Buying into a success story
In cases where the organisation subject to the buyout can demonstrate solid, consistent profit and guaranteed future revenues, invoice finance represents a good option for securing the necessary funds.
This involves the financier lending money against unpaid invoices as an agreed percentage of the total value and allows the buyers to leverage future success in order to raise the necessary funds.
Such arrangements can be particularly appropriate given many MBOs will include a deferred consideration, where the vendor agrees that the purchaser can pay some or all of the consideration monies for the business from cash generated at a later date.
This can either be paid in one lump sum or in stages but gives the buyer flexibility to assess the money coming into the business, anticipating a period of increased revenue or with the intention of borrowing against a significant invoice expected in the future.
Sweating the assets
However, invoice financing may not always be an option, for example when the buyer is looking to purchase a cash business.
Asset finance represents a strong option by allowing the buyer to borrow money against hard assets, such as the company’s property or existing equipment. The decision of the financier to lend depends entirely on their perception of whether the debt can be serviced adequately. This opens up new possibilities in situations where the business has previously struggled.

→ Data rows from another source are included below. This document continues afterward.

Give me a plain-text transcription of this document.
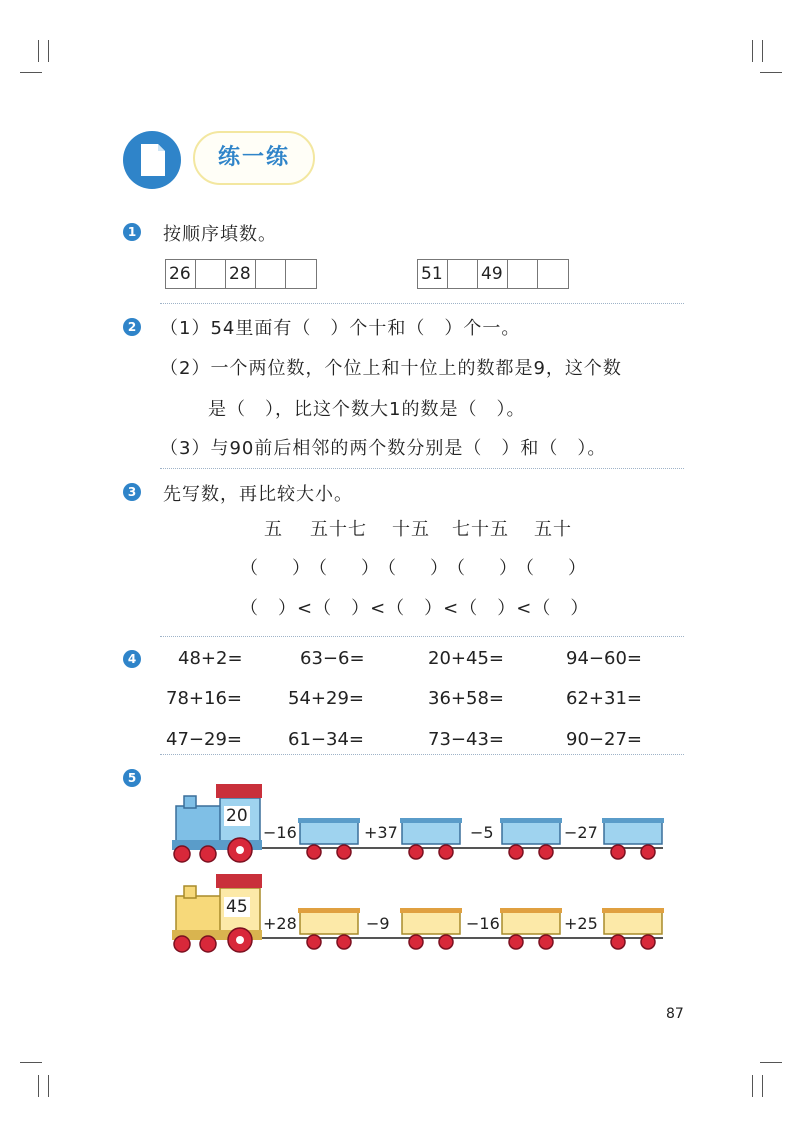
练一练
1 按顺序填数。
26	28	51	49
2 （1）54里面有（　）个十和（　）个一。
（2）一个两位数，个位上和十位上的数都是9，这个数
是（　），比这个数大1的数是（　）。
（3）与90前后相邻的两个数分别是（　）和（　）。
3 先写数，再比较大小。
五 五十七 十五 七十五 五十
（　）（　）（　）（　）（　）
（　）<（　）<（　）<（　）<（　）
4 48+2=	63−6=	20+45=	94−60=
78+16=	54+29=	36+58=	62+31=
47−29=	61−34=	73−43=	90−27=
5
20
−16	+37	−5	−27
45
+28	−9	−16	+25
87
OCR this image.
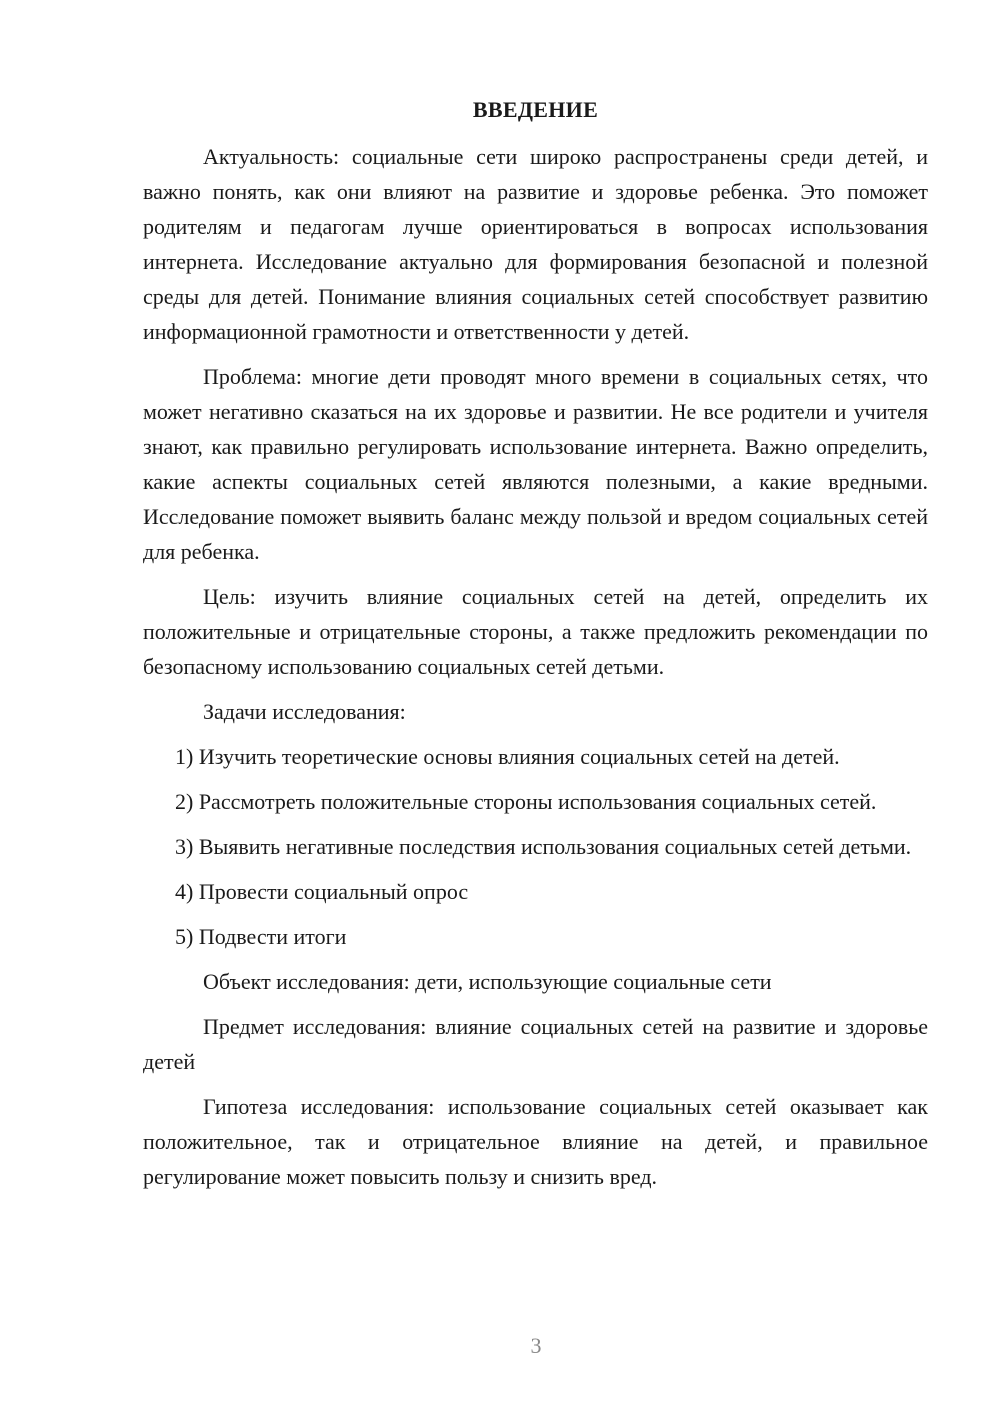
ВВЕДЕНИЕ

Актуальность: социальные сети широко распространены среди детей, и важно понять, как они влияют на развитие и здоровье ребенка. Это поможет родителям и педагогам лучше ориентироваться в вопросах использования интернета. Исследование актуально для формирования безопасной и полезной среды для детей. Понимание влияния социальных сетей способствует развитию информационной грамотности и ответственности у детей.

Проблема: многие дети проводят много времени в социальных сетях, что может негативно сказаться на их здоровье и развитии. Не все родители и учителя знают, как правильно регулировать использование интернета. Важно определить, какие аспекты социальных сетей являются полезными, а какие вредными. Исследование поможет выявить баланс между пользой и вредом социальных сетей для ребенка.

Цель: изучить влияние социальных сетей на детей, определить их положительные и отрицательные стороны, а также предложить рекомендации по безопасному использованию социальных сетей детьми.

Задачи исследования:

1) Изучить теоретические основы влияния социальных сетей на детей.

2) Рассмотреть положительные стороны использования социальных сетей.

3) Выявить негативные последствия использования социальных сетей детьми.

4) Провести социальный опрос

5) Подвести итоги

Объект исследования: дети, использующие социальные сети

Предмет исследования: влияние социальных сетей на развитие и здоровье детей

Гипотеза исследования: использование социальных сетей оказывает как положительное, так и отрицательное влияние на детей, и правильное регулирование может повысить пользу и снизить вред.

3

The buyer may have identified new revenue streams or believe current management is not fully exploiting the available options in order to boost profitability. As long as they can demonstrate a solid business plan and a clear strategy for servicing the debt, they will be able to borrow.
An adviser or asset finance specialist will be able to take a look at the assets and identify how best the money can be raised. Sometimes this can be achieved without the need for any securities but other times, a charge against the property may be required.
Seeking expert advice
Choosing the most appropriate source of finance is essential. Although the banks might represent the cheapest option, they are frequently unwilling to lend and are likely to impose strict conditions on the loan. On the other hand, private equity may mean a patient lender but could also work out very expensive.
Working with an asset finance specialist will allow the buyer to benefit from advice and expertise when formulating a plan to complete the purchase and service the debt.
What many buyers neglect when planning an MBO is that they will not only require money to complete the transaction but also working capital or funds to conduct a rebrand and reorganisation of the business.
In some situations, it may be possible to complete the transaction only for the purchase to prove unviable as the extra funding needed would place too great a strain on the buyer and the business.
Aside from this kind of guidance, working with an adviser also unlocks further possibilities. For example, they may be able to arrange finance for new equipment required as a result of the buyout, allowing it to be paid for over a prolonged period of time.
They might also provide support from their own book to cover any shortfalls that may occur. Usually, such funding would be difficult to find but the specialist will have a strong working knowledge of the business and its availability to service debt so can lend on this basis.
Despite the often daunting nature of MBOs, a combination of diligence and the appropriate expertise will usually ensure the process proceeds without any hitches.
With the right business plan in place, it should never prove too difficult for responsible buyers to find the necessary funding.
This article provides general information to be used for your reference only and is not intended as a substitute for financial advice specifically directed at your business and taking account of the particularities of your situation.